Dias depois, quando retornei para a França, eu fui pesquisar mais sobre o ativismo de Mabel e fui encontrando que ele tem muitos problemas com o governo, principalmente, com censura. Teve problemas sérios com o governo e, recentemente, teve um dos seus clipes, o da música “Karakol” (Lindíssima! E a estética do clipe é deslumbrante!) banidos de circulação por fazer propaganda do “homossexualismo”. Eu encontrei uma tradução da letra da música para o português. Em verdade, “Karakol” é um lamento do eu-lírico por um amor clandestino. O clipe traduz essa ideia. Alguns dos trechos da tradução para o português por Sanderlei[1]:

“(…) Você me envenenou ainda eu
Não pode voltar deste caminho
Coberto de hematomas, tiros errados, eu não disse mais amor assim
Mas parece que meu coração está trancado na loja policial (…)

Eles me grelharam, mas eu não revelei teu nome
Eles esculpiram o túmulo de amor em meu coração (…)

Eu sinto que minha juventude está sendo queimada, abra aquela porta”

V

No aeroporto de Istambul eu embarquei para Atenas na Grécia.

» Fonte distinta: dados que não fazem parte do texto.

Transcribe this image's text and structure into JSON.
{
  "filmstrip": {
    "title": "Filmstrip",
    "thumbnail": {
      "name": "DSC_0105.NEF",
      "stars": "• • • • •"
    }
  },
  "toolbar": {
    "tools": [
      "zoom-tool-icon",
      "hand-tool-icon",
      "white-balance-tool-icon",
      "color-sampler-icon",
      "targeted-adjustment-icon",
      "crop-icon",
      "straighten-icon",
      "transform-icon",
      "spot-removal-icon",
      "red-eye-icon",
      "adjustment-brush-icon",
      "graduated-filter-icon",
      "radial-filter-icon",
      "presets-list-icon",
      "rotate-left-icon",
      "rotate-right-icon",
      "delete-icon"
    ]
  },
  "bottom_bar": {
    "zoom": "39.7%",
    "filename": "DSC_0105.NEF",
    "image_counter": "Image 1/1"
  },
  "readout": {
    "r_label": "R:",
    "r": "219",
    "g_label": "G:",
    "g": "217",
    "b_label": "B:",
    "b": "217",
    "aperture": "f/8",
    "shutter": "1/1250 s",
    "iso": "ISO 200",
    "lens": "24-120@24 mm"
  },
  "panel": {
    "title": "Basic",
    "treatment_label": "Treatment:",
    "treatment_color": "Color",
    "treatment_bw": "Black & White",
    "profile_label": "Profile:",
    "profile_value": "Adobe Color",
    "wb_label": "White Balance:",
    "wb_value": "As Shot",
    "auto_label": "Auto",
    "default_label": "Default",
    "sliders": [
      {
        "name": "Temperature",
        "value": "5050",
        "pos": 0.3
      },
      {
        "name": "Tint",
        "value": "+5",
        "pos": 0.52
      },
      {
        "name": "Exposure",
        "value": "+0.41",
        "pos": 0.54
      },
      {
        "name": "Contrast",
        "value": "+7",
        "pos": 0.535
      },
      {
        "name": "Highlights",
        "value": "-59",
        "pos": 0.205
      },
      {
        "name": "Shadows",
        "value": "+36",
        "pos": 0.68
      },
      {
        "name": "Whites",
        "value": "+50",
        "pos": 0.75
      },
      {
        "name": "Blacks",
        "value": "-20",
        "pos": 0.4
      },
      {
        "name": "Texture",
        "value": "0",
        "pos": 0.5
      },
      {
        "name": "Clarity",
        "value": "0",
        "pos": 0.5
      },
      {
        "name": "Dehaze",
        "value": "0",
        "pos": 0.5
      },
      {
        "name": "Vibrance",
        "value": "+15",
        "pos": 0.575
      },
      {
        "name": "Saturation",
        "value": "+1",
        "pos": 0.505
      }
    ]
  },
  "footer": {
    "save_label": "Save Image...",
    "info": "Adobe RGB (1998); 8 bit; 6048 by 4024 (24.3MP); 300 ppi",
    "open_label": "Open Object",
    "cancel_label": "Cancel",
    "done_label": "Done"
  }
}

Haveria uma parada e eu ficaria uma noite por lá. Um pouco antes de decolar, quando eu almoçava, eu recebi um e-mail resposta do rapaz que eu havia enviado o dossiê com os textos sobre estudos de gêneros e sexualidades. Nele havia apenas escrito “Thank you!” e um pequeno emoji com a bandeira LGBT+.

 

[1] Disponivel em: https://lyrics-letra.com/2022/07/AL01N3/Mabel-Matiz-Karakol-Letra-da-M%C3%BAsica-Tradu%C3%A7%C3%A3o-em-Portugu%C3%AAs-by-Sanderlei-pt-MZ.html

 

[1] Expressão francesa que também usamos na língua portuguesa, em especial no Brasil, para nos referir a desordem e bagunça.